Pourquoi un chiffre maximum aussi précis direz-vous ? Parce que le calcul est effectué sur la base de 150 000 habitants, un seuil qui change beaucoup de choses, nous allons voir pourquoi.
Pour relancer la dynamique, actuellement en berne, de fusions de communes, le gouvernement semble prêt à sortir son chéquier. Ainsi, la seconde partie du projet de loi de finances pour 2024 – dont l’examen démarre aujourd’hui à l’Assemblée nationale - pourrait comporter plusieurs mesures en soutien aux communes nouvelles qui verraient le jour à partir du 1er janvier 2024. Parmi ces mesures : une augmentation de la « dotation d’amorçage » de 6 à 10 euros par habitant et peut être pendant 6 ans au lieu de 3 actuellement.

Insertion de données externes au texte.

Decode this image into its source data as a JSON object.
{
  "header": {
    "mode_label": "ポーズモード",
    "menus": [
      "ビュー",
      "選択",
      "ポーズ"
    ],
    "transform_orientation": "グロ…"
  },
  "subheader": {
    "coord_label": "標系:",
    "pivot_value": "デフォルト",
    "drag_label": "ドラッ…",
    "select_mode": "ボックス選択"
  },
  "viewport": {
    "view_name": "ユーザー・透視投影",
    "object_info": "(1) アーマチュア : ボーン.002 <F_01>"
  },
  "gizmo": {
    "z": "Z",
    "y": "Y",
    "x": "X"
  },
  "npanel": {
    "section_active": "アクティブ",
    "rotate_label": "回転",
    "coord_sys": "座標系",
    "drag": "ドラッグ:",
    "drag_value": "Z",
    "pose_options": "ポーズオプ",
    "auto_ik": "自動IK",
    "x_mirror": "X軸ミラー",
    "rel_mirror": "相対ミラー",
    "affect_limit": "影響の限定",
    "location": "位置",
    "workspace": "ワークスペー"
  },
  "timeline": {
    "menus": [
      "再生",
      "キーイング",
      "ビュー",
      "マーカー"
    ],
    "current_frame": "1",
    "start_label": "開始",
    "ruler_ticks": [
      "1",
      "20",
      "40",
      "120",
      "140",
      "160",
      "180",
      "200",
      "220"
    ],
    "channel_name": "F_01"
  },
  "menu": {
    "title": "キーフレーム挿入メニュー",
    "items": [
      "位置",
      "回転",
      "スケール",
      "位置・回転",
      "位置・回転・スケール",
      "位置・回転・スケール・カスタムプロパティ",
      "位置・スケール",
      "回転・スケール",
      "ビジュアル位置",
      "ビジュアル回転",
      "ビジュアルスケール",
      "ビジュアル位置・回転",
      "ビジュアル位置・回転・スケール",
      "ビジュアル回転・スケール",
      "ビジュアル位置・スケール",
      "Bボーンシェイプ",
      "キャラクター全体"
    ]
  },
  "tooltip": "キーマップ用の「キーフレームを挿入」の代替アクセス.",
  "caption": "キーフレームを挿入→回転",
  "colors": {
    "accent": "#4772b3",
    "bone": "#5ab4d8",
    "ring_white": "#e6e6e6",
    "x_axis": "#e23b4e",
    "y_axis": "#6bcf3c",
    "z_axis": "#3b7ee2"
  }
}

Ce qui, pour 150 000 habitants permettrait d’atteindre la somme de 1,5 million d’euros annuel et donc sur 3 ans 4,5 millions d’euros. Ou 9 millions si ce mécanisme est instauré sur 6 ans.
Ce montant comparé aux budgets cumulés des villes de Saint-Denis et Pierrefitte reste vraiment très marginal, la ville de Saint-Denis ayant un budget annuel de fonctionnement de 232,9 millions d’euros et 40 millions d’euros en investissement soit un budget total de 272,9 millions d’euros ; la ville de Pierrefitte engageant elle annuellement 53,2 millions d’euros en fonctionnement et 15,8 millions d’euros en investissement, soit un budget total de 69,1 millions d’euros.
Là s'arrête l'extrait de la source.